Dickens said it best in “Oliver Twist:” “The law is a ass.”

I can’t believe anyone but the CBP under President Trump would have looked at Rosa Maria and said, “We must strictly enforce immigration law here and detain her now.” Sure enough, public outcry and pressure from Texas U.S, Rep. Joaquin Castro, a Democrat, got Rosa Maria back to her grandmother in early November.

The sheer cruelty shown to Rosa Maria was a run-up to the zero-tolerance policy toward illegal immigrants announced by Attorney General Jeff Sessions in the spring. The policy mandates everyone crossing the border illegally will be prosecuted — everyone. So heavy a burden this places on U.S. Attorneys that Sessions has asked the Pentagon to dispatch Judge Advocate General lawyers to the border.

I wonder if James Madison ever envisioned unformed lawyers trying non-combatants in peace time.
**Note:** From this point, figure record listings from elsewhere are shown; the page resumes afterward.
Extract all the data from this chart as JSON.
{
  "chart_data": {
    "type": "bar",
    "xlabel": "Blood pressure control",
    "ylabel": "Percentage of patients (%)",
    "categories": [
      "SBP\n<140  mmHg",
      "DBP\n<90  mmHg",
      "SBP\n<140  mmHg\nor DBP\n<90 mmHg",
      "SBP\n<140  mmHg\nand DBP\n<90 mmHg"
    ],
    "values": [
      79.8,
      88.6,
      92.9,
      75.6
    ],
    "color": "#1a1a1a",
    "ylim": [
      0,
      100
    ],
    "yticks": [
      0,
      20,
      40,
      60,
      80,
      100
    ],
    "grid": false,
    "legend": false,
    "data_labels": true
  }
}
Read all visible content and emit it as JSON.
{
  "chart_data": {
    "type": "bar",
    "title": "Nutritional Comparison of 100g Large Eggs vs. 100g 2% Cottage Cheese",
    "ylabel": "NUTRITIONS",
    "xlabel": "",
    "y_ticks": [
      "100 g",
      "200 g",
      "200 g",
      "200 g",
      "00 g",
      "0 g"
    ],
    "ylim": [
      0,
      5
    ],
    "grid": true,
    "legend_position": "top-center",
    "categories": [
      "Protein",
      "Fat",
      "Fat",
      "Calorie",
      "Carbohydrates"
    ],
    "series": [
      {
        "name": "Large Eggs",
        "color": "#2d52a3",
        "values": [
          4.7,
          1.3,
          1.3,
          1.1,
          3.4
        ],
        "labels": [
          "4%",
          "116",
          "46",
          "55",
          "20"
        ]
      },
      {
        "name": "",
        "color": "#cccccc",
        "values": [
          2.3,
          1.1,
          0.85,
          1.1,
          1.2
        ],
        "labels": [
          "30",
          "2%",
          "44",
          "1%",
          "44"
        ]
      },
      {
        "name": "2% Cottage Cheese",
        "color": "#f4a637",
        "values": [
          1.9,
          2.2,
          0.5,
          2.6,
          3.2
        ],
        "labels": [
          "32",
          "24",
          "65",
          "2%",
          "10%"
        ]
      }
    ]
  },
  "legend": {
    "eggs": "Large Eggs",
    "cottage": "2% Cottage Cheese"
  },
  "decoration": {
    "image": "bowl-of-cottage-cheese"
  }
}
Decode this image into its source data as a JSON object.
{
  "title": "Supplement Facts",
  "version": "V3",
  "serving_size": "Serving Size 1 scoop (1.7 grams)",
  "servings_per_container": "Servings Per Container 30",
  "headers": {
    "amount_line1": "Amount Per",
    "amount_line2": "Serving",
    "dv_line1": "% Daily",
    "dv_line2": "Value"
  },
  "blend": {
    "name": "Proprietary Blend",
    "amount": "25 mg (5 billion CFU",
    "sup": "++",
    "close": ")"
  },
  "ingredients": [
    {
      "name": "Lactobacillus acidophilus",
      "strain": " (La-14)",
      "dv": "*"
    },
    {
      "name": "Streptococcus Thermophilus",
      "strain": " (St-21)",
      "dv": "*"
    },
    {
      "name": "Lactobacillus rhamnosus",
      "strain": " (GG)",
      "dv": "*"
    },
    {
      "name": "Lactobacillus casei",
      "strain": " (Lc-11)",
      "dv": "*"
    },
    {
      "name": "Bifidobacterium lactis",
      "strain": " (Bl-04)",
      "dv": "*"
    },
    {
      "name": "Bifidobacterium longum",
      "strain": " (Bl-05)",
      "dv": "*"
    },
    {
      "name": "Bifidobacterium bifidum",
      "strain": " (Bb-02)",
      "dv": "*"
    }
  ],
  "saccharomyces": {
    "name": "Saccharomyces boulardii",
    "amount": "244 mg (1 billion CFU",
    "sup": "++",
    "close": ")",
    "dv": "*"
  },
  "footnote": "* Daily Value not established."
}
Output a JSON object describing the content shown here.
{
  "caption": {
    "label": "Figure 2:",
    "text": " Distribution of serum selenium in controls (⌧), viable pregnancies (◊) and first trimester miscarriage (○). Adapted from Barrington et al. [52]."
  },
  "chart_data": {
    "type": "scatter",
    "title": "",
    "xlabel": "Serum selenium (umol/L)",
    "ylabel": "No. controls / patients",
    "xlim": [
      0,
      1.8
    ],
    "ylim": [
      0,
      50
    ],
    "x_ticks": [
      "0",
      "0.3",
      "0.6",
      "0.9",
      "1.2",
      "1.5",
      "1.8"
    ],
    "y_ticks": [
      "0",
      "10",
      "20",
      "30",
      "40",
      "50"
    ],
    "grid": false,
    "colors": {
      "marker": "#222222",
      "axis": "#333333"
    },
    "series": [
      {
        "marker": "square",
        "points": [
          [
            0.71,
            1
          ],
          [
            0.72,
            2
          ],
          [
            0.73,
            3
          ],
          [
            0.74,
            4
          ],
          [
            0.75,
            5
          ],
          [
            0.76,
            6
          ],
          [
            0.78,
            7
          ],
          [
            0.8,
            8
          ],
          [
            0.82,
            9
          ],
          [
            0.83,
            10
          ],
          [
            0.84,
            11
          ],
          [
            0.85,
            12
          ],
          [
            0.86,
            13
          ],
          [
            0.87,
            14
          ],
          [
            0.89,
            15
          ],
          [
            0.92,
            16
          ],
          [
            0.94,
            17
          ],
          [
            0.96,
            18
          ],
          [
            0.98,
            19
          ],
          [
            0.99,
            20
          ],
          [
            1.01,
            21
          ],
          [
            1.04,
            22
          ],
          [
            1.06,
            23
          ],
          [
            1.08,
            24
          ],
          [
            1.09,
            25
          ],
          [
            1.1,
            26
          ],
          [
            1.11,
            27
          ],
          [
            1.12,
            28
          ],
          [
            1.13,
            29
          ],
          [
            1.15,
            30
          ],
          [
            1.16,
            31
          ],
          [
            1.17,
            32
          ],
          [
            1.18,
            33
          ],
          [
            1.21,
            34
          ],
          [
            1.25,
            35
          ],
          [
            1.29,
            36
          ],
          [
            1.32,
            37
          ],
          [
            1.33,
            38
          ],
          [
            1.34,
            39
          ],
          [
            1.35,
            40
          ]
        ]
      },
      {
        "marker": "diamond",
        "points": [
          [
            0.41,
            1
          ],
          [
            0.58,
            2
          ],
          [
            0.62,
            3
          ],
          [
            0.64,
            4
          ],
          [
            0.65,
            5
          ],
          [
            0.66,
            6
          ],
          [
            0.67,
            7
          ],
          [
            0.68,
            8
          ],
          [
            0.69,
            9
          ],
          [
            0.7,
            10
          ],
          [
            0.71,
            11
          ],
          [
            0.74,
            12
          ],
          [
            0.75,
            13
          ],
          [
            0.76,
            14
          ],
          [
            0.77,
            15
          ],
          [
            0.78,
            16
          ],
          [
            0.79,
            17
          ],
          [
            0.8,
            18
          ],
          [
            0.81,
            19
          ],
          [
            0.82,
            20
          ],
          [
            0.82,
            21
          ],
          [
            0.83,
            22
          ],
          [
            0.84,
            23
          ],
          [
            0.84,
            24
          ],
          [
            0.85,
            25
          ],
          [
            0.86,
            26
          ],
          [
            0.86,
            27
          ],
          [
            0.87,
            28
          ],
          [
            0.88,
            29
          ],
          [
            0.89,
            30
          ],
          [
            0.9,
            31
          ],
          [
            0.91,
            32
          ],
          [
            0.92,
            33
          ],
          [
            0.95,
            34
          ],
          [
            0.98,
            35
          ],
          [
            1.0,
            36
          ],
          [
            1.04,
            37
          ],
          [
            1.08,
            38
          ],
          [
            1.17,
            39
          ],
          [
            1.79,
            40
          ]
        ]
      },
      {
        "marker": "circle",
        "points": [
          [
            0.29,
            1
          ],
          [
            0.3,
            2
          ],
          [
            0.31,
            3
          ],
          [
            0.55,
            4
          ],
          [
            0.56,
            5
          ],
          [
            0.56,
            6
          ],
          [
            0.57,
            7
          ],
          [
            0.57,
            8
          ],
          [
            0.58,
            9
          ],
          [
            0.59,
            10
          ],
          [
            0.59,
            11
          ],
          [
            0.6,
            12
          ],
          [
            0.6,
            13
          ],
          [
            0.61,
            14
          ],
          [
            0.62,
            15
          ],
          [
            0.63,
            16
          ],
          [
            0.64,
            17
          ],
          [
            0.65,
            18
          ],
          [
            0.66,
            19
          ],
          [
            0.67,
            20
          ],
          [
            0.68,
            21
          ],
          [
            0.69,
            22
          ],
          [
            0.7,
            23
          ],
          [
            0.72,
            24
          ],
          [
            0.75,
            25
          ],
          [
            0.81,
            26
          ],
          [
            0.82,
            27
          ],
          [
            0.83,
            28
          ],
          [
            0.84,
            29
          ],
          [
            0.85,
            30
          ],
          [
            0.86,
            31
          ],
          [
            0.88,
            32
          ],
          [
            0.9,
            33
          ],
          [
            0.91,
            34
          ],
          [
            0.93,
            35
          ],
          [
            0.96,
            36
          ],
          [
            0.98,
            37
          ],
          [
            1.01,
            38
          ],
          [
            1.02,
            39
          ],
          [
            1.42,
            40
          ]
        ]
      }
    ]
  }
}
At first, the administration separated all illegal border-crossing parents and legal asylum-seeking parents from their children. Before a federal judge ordered the feds to stop, more than 2,000 kids were taken into government custody. How many had disabilities, asthma, other diseases and/or allergies? We don’t know for two reasons.

First, the parents, many fleeing violence and/or oppression, probably came with little or no medical records of their children and may never have gotten a full exam of them back home.

Second, children were taken without authorities asking any questions about their health or disabilities.

As of June 20, A Brazilian woman hadn’t seen her grandson who has severe epilepsy and autism in 10 months. Both conditions demand individualized treatment, which the grandmother understands. But the government has placed the boy on the East Coast while she’s held in New Mexico. A letter from a social worker told her the youth wasn’t adjusting well.

Now that the judge has ordered families be reunited by the July 31, Trump is eyeing detaining families together at two military bases. Setting aside a judge would have to ignore a ruling she made three years ago and the optics of these proposed detention sites, they raise accessibility and educational issues.

If these replicas of Guantanimo Bay for families are built, would American Disabilities Act guidelines apply? Are bases exempt from it? Would any schools at these bases offer special education?

Some Trump supporters hope the border crisis will fade. It won’t. Everyone else remember, to paraphrase a ’90s slogan: it’s the kids, stupid.

David P. Rundle is a Wichita freelance journalist.